How to Make a Paper Chandeliercomments (25) November 24th, 2008
Extreme Paper: The Long, Dark Road to a Bright Idea
It is three days before Thanksgiving and the holidays are finally OVER!
Allow me to explain. For me, the holidays began back in late July when I started getting calls from clients interested in having me create projects for their holiday window displays. If you think it's difficult to come up with a festive and creative crafting idea for Thanksgiving, Christmas, or Hanukkah, try doing it when the temperature is hovering in the 90s and you're sitting seaside in a beach chair staring at the blank pages of a sketchbook. However, publishers, manufacturers, and crafters all live in this season-out-of-synch world where we are busy making snowmen while the rest of the world is busy eating Sno-Cones.
One of my most challenging projects this year was for Tiffany & Company's flagship Fifth Avenue store in Manhattan. Their theme this year is "All That Glitters" (a particularly apt concept for a jewelry store). My job was to create a chandelier out of paper; delicate, ornate, graceful, vaguely French Baroque in style and about three feet tall by two feet wide. At the time I agreed to do the project, I distinctly remember thinking, "How hard can it be?" Clearly, I was delusional from heatstroke and didn't know it.
This is how hard it can be:
1. Paper wilts. This can be easily illustrated by holding out a 12-inch strip of paper at arm's length and willing it to stand at attention without listing to one side or another. Mr. Crafter, meet Mr. Disappointment. Mr. Disappointment, meet Mr. Crafter.
2. Why not use heavier stock paper? It doesn't wilt. It also doesn't lend itself to delicately articulated curves or easy cutting with anything less than a laser beam. Oh, and it wilts, too; it just take a day or two longer to do so.
3. Wouldn't foam board, museum board, matte board, cardboard, chip board, and gator board all be promising solutions? All were promising, yes, but alas, all of them broke their promises. I tried using my craft knife, but by the time I'd finished making my first test piece, my index finger and thumb were cramped, a nasty blister was rising on my middle finger, I had broken the tips of more than 65 craft blades, and my resulting template was lopsided, jagged, and fuzzy at the edges. I tried a Dremel. I even tried a jigsaw. Oh, and while none of these materials could be said to actually "wilt" after a few days, they all buckled or twisted or yawed in one direction or another just like their thinner and more flexible paper cousins had done.
At this point, I was already a few weeks into the project and had little to show for my efforts other than a stack of coarsely cut, unusable templates and a studio adrift in little pieces of paper and a fine dusting of cardboard curlicues from my ever-eager-to-help-but-nonetheless-helpless Dremel tool. With little hope of success, I did what I usually do in such situations: I stopped working completely. I stopped and took a step back. I spent days, sitting in my studio, staring at the evidence of my failures and ruminating on where I'd gone wrong.

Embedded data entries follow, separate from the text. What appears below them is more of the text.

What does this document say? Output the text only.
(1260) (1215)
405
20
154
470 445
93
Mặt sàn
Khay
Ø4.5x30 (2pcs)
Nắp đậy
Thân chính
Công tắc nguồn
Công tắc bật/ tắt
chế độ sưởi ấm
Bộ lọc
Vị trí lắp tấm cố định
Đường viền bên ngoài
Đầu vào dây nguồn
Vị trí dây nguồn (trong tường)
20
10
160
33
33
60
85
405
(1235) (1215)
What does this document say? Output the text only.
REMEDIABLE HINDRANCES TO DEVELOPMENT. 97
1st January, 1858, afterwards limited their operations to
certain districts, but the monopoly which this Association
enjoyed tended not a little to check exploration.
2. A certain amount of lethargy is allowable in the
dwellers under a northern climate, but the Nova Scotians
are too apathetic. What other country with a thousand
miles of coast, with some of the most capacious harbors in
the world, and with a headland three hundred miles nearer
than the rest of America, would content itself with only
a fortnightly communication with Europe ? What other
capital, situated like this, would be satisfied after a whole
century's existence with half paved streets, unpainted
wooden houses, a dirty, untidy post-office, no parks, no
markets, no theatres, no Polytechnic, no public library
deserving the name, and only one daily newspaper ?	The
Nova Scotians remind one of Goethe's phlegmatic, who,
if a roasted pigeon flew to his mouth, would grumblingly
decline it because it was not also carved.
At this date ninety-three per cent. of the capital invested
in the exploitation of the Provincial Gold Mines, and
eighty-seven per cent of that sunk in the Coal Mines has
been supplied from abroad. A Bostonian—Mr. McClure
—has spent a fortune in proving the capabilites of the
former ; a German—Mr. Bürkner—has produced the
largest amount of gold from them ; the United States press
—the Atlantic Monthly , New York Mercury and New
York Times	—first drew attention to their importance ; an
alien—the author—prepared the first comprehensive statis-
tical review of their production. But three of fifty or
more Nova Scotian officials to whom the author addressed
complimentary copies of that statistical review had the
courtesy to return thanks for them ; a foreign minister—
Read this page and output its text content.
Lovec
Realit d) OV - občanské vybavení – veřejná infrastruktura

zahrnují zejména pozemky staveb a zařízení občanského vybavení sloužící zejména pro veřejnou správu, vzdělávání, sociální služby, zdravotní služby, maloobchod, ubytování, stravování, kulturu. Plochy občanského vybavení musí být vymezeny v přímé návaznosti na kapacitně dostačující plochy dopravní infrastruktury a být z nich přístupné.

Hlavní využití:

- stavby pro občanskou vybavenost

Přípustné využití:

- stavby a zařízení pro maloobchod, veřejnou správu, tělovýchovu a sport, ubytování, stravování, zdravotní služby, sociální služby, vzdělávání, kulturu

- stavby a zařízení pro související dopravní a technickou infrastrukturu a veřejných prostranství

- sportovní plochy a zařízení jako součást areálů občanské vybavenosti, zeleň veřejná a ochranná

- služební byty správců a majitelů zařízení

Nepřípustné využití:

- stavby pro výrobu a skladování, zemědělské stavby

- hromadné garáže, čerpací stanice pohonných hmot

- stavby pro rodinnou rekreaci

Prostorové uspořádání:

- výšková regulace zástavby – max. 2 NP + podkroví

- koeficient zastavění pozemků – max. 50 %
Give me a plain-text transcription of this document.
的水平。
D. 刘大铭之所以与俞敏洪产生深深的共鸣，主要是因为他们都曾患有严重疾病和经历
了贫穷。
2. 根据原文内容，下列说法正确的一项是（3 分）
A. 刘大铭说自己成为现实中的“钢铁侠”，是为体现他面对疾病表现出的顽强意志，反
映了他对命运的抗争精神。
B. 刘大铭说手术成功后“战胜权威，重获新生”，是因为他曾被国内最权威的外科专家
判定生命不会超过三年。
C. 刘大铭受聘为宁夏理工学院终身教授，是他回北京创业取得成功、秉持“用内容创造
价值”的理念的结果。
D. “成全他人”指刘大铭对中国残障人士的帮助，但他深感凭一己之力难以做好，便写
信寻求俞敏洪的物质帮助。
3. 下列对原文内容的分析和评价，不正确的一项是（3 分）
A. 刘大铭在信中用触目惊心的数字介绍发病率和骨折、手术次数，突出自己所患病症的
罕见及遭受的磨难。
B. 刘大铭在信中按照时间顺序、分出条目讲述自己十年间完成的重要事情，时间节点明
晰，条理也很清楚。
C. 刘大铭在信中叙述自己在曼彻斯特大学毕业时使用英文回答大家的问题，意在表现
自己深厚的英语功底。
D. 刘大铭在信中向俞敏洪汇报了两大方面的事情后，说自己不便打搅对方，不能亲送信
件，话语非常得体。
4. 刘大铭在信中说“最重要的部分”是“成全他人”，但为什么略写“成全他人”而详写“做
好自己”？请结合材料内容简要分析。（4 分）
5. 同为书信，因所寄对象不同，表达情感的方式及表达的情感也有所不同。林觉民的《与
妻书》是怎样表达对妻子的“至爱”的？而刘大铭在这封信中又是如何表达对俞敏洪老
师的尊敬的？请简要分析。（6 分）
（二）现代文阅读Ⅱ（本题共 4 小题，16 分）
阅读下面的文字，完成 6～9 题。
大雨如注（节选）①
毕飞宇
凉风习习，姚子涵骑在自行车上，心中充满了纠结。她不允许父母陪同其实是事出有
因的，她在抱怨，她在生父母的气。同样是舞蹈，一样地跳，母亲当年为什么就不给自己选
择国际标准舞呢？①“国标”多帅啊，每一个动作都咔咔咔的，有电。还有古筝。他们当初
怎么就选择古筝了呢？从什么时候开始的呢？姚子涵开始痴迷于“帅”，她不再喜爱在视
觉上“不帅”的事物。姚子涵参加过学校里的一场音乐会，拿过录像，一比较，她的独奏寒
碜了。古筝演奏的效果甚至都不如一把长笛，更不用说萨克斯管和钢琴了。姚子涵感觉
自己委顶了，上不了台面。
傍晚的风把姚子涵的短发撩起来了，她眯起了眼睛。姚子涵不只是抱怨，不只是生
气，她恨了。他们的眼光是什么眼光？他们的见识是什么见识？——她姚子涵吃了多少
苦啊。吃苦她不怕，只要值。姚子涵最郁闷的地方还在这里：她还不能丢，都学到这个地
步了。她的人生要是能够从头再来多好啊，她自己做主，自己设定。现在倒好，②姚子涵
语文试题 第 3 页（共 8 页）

I'll spare you details of the long, meandering path my mind took and, instead, cut to my epiphany: grain. I had been working to overcome the liabilities of paper when I should have been trying to transform those liabilities into something I could use. (Could this be an aphorism for crafters everywhere? The strong overcome: the creative, transform!) When I took a moment to think about paper, I realized that I could put its grain to work in my favor.
Paper tends to bend with its grain and it tends to resist bending (ever so slightly, but still) against its grain. By bending my chandelier components against the grain of the paper, I created some little resistance-a slight push-back. Push-back meant tension, and tension, as we all know, is that simple little force of nature that holds up wide-span bridges and cross-girdered skyscrapers.
In the end, I went back to my original, medium-weight paper, creased and folded all of the pieces against the grain, and glued them together to make what is essentially a paper spring. The resulting piece was actually so strong that I delivered it to Tiffany & Co. folded in half lengthwise and tied with a piece of string. When I untied the string, the piece sprung into shape under its own tensile strength and required only a small application of adhesive on the final seam. I then affixed the candles and the piece was complete.
All told, this piece ended up having more than 765 discrete components, 10 feet of dental floss, 15 glue sticks, 6 ounces of white craft glue, and weeks of my time and effort. The resulting chandelier is, I believe...a failure. A beautiful failure, perhaps, but a failure, all the same. I say this because, given the budget I had for this project, it ceased to make much financial sense long before I actually struck upon a solution that allowed me to complete it. I actually lost money. Failure.
However, since I am loath to admit defeat, perhaps I ought to consider amortizing the cost of this project over the coming weeks, months, and years where the lessons learned here will likely pay handsome dividends. Until the balance sheet tips in my favor, I'm happy to offer up for your review my biggest "failure" of the year.
The holidays are over. Hooray! Long live the holidays.